I was so excited when Knight was finally potty-trained. Little did I know that it was only the start of a new challenge. We are now engaged in the Epic Battle of the Toilet Seat. Like many easily distracted 5-year-olds, Knight does his business and then runs right back out again, ready to play. I always tell him to go back and wash his hands. He does, but leaves me no indication of the surprise that lies in store for me.
You see, I'm trying to raise my sons right. Someday in the far, far future, I want their wives to tell me about how Knight did the laundry without being asked, or how Dragon fixed dinner. And while my husband and I generally split chores along traditional gender lines (I do the cooking, he mows the lawn), we also cross those lines quite a bit.
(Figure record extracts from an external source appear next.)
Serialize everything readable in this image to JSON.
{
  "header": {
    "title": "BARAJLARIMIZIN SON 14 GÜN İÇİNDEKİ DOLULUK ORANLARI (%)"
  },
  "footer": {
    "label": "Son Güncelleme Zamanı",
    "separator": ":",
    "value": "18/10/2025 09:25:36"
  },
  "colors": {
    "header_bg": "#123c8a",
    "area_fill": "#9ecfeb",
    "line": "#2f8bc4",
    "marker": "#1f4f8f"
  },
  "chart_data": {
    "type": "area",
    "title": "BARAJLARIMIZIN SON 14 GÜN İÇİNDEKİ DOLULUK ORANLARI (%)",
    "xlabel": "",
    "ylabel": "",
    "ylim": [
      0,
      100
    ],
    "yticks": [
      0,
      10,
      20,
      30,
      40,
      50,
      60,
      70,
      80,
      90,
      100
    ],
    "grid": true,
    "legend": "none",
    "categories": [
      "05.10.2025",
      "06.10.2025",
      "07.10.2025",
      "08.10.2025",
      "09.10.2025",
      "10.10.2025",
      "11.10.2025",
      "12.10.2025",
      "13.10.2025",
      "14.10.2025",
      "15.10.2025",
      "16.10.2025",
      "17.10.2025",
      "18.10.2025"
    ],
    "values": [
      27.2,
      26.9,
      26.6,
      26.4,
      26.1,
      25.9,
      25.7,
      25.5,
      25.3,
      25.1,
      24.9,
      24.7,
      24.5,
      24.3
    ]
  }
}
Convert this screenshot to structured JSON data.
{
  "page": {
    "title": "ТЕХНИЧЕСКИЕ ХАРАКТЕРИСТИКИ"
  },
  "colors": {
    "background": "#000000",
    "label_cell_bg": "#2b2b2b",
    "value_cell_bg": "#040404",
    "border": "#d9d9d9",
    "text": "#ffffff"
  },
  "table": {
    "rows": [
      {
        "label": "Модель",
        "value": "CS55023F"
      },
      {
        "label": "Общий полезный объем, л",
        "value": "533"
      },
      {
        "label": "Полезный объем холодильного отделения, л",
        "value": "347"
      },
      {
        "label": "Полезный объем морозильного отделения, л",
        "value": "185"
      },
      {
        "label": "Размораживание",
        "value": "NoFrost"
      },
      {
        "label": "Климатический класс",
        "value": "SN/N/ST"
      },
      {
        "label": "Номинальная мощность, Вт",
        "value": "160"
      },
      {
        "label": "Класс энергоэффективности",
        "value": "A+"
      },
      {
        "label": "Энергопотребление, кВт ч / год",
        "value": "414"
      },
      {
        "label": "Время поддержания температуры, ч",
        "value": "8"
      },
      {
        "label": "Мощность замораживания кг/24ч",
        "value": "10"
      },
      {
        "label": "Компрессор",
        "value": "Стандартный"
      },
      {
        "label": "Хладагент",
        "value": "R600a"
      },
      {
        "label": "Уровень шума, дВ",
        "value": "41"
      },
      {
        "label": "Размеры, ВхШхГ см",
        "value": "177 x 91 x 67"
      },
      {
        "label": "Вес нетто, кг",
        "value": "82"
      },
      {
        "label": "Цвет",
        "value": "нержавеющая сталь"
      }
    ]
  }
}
He loves doing bathtime and bedtime for the boys, and I now have an honorary advanced degree in assembling Ikea furniture. My sons have a particularly strong female role model when my darling king has to leave for his job. Because then, I take it all on. Yesterday, I crawled underneath the house to check on the water heater. I now know how to switch fuses and use a volt monitor to check for live wires. I am woman, hear me roar. And all that jazz.
So why does it bother me so much when Knight doesn't put the toilet seat down? I know to look first, so I've never gotten that unexpectedly nasty shock. To me, it's a matter of respect. Not just for women, but for others in general. I'm teaching him to be compassionate. To be respectful, to be kind. And to me, the toilet seat is a glaring example of not thinking about others first. So I'll remind him, again and again, as many times as it takes.
In fact, Albert Einstein defined insanity as doing the same thing over and over again, while expecting different results. Well, there's no denying that Mr. Einstein was a genius, but by his definition, insanity and parenting are the same thing. We tell our children the same things, over and over again, hoping that this time will be the one they listen! And it works. Knight says "please" and "thank you" all by himself now. He can dress himself. He can ride a bike. All because I (and the king) take the time to tell him as many times as it takes. We show him, we teach him, and every time we do, we expect a different result.
And someday, he will put the toilet seat down all by himself. And I will be proud. A little insane, maybe. But mostly, proud.